Folding and Structure of Azurin - The Influence of a Metal
The structural role of the metal in the protein azurin from Pseudomonas aeruginosa has been a long standing question. Azurin belongs to the cupredoxin family and is a 128 residue beta-barrel protein of greek-key topology. The biological function of azurin is that of an electron carrier, and the electron shuttling is mediated via a redox active copper ligand that is coordinated by the protein. Another structural feature of azurin is an N-terminal disulfide bond that is not conserved within the cupredoxin family.

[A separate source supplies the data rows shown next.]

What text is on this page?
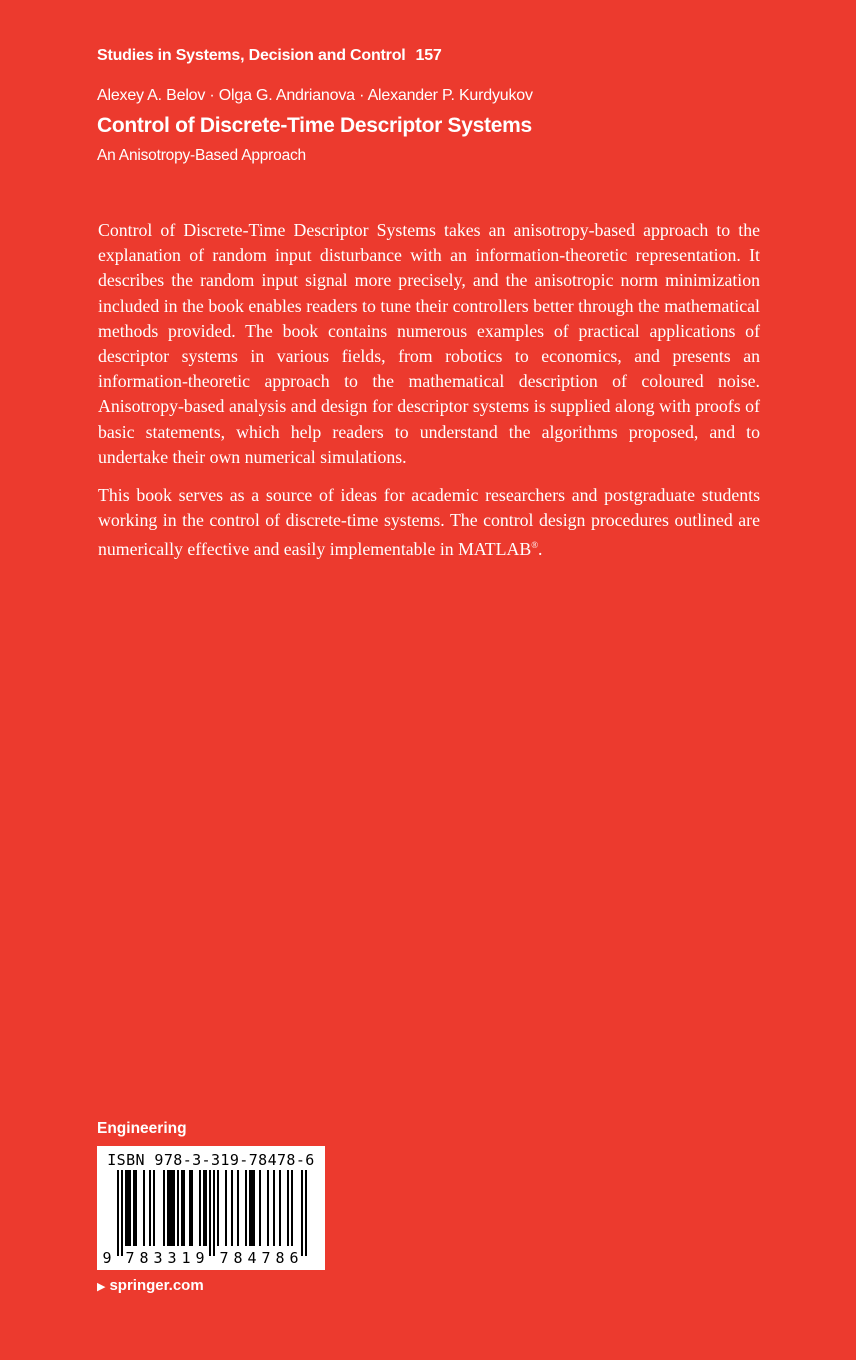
Studies in Systems, Decision and Control 157
Alexey A. Belov · Olga G. Andrianova · Alexander P. Kurdyukov
Control of Discrete-Time Descriptor Systems
An Anisotropy-Based Approach

Control of Discrete-Time Descriptor Systems takes an anisotropy-based approach to the explanation of random input disturbance with an information-theoretic representation. It describes the random input signal more precisely, and the anisotropic norm minimization included in the book enables readers to tune their controllers better through the mathematical methods provided. The book contains numerous examples of practical applications of descriptor systems in various fields, from robotics to economics, and presents an information-theoretic approach to the mathematical description of coloured noise. Anisotropy-based analysis and design for descriptor systems is supplied along with proofs of basic statements, which help readers to understand the algorithms proposed, and to undertake their own numerical simulations.

This book serves as a source of ideas for academic researchers and postgraduate students working in the control of discrete-time systems. The control design procedures outlined are numerically effective and easily implementable in MATLAB®.

Engineering
ISBN 978-3-319-78478-6
9 7 8 3 3 1 9 7 8 4 7 8 6
▶ springer.com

This thesis contains the near complete NMR assignments, as well as the solution structure of diamagnetic (Cu(I)) azurin. Furthermore, assignments of the contact shifted residues in the paramagnetic (Cu(II)) form and an investigation of the pseudocontact shift contribution is presented.
The investigation of the folding covers different azurin species: metal ligand substitutions, engineered apo-mutants and mutants lacking the disulfide bond. Equilibrium folding investigations show that the metal ion remains bound to the protein in the denatured state, and that azurin is more stable in the oxidized Cu(II) form than in the reduced Cu(I) form. The stabilization is primarily an entropic destabilization of the unfolded state, and is ascribed to a tetragonal metal coordination in the oxidized form that changes to trigonal upon reduction. From kinetic folding measurements, the influence of the metal ion and the disulfide bond on the folding process can be deduced. The folding behavior is significantly different in the apo-form, compared to the metal bound form, changing from a two-state to a three-state process. Removing the disulfide bond only affects the folding and unfolding rates. It is found that neither the metal, nor the disulfide bond, are important for the folding of azurin, but that both significantly stabilize azurin by reducing the unfolding rate.